Making waves: Turning ocean power into electricity
Ocean waves have vast energy potential. The Electric Power Research Institute estimates the total wave energy resource along the United States coastline at 2,640 terawatt-hours per year (TWh/yr). One TWh/yr can supply more than 93,000 typical U.S. homes with power annually.
That potential hasn’t escaped the notice of ocean engineers, especially Reza Alam, an assistant professor of mechanical engineering at Berkeley since 2011. His research into how muddy seabeds absorb wave energy led him to explore how a mechanical device might convert that energy into electricity.

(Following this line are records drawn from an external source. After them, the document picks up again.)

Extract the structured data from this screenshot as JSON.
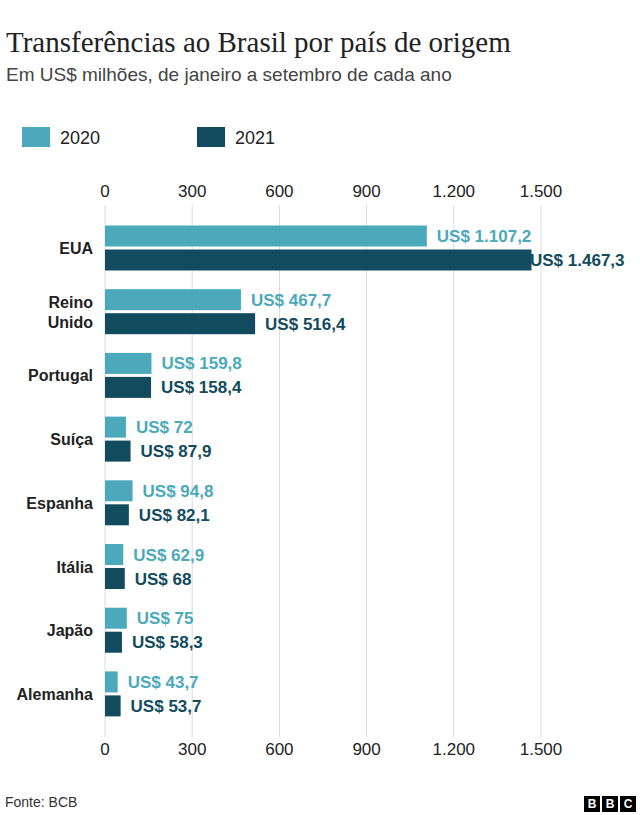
{
  "chart_data": {
    "type": "bar",
    "orientation": "horizontal",
    "title": "Transferências ao Brasil por país de origem",
    "subtitle": "Em US$ milhões, de janeiro a setembro de cada ano",
    "source": "Fonte: BCB",
    "credit": "BBC",
    "categories": [
      "EUA",
      "Reino Unido",
      "Portugal",
      "Suíça",
      "Espanha",
      "Itália",
      "Japão",
      "Alemanha"
    ],
    "series": [
      {
        "name": "2020",
        "color": "#4ba9bb",
        "values": [
          1107.2,
          467.7,
          159.8,
          72,
          94.8,
          62.9,
          75,
          43.7
        ],
        "value_labels": [
          "US$ 1.107,2",
          "US$ 467,7",
          "US$ 159,8",
          "US$ 72",
          "US$ 94,8",
          "US$ 62,9",
          "US$ 75",
          "US$ 43,7"
        ]
      },
      {
        "name": "2021",
        "color": "#124b5d",
        "values": [
          1467.3,
          516.4,
          158.4,
          87.9,
          82.1,
          68,
          58.3,
          53.7
        ],
        "value_labels": [
          "US$ 1.467,3",
          "US$ 516,4",
          "US$ 158,4",
          "US$ 87,9",
          "US$ 82,1",
          "US$ 68",
          "US$ 58,3",
          "US$ 53,7"
        ]
      }
    ],
    "xlim": [
      0,
      1500
    ],
    "xticks": [
      0,
      300,
      600,
      900,
      {
        "value": 1200,
        "label": "1.200"
      },
      {
        "value": 1500,
        "label": "1.500"
      }
    ],
    "grid": true,
    "legend": "top-left",
    "data_labels": true
  }
}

Visiting graduate student Marcus Lehmann joined Alam’s Theoretical and Applied Fluid Dynamics Laboratory in 2012. Based on Alam’s research, Lehmann began designing a wave energy conversion device, now called the Wave Carpet. Four years later, the Wave Carpet team is moving from theory to practice.
Problem
Harnessing wave power is more complex than the process of converting other renewable energy sources like wind or sun into electricity. Wave heights and frequencies can vary wildly over time and from one shoreline to another. Seawater is highly corrosive. And storms can turn reliable and predictable waves into machinery-destroying battering rams.
The energy market is an equally extreme environment. To survive it, commercial wave energy converters, which the Wave Carpet is on track to become, must produce electricity at a cost equal to, or lower than, that of fossil fuels or more established renewables like solar and wind.
Solution
Alam’s research first examined how human-modified sea floors could mimic the ability of muddy shoreline seabeds to dampen and absorb ocean wave energy. Alam then began considering how a synthetic seabed might harness that wave power to produce electricity, and this research led Lehmann to eventually develop the Wave Carpet.
A flexible membrane that runs the length of each Wave Carpet undulates in response to passing waves, absorbing much of their energy, just as muddy sea floors do.
Fastened to the membrane are a series of vertical double-action pumps. When flexed by wave energy, the membrane drives the pumps to pressurize and push seawater through a shared discharge pipe. The water gushing through that pipe powers a shore-based turbine that can generate electricity, drive a desalination plant, or do both.
The Wave Carpet is also designed to survive tough ocean conditions. It’s built of corrosion-resistant materials, operates submerged and thus sheltered from storm conditions, and sits far enough below the waterline to eliminate most surface collision danger.
An average device will measure about 30 feet long by 30 feet wide and about 3-10 feet high, depending on local conditions, says Alam. Several devices can also be sited together on one shoreline to power one or more turbines.
Result
The team filed to patent the Wave Carpet in 2012. In 2014, with support from Alam and the CITRIS Foundry, Lehmann led the effort to land a two-year, $500,000 grant — under the name CalWave — from Berkeley Lab’s clean energy incubator, Cyclotron Road, to support continued work on the wave energy converter. Alam also arranged support from Berkeley’s civil and environmental engineering department, including access to the O’Brien Hall wave tank.
The Wave Carpetters are currently hip-deep in the Department of Energy’s prestigious 20-month wave energy design competition. After successfully completing a 1/50-scale tank test of its device in January, the team received the highest score of nine finalists. Finalists receive seed money to develop 1/20-scale models to be tested this summer at the nation’s most advanced wave-making facility, the football field-sized Naval Surface Warfare Center’s Maneuvering and Seakeeping Basin in Maryland.
Lehmann says the team plans to put a demonstration device in the sea later this year.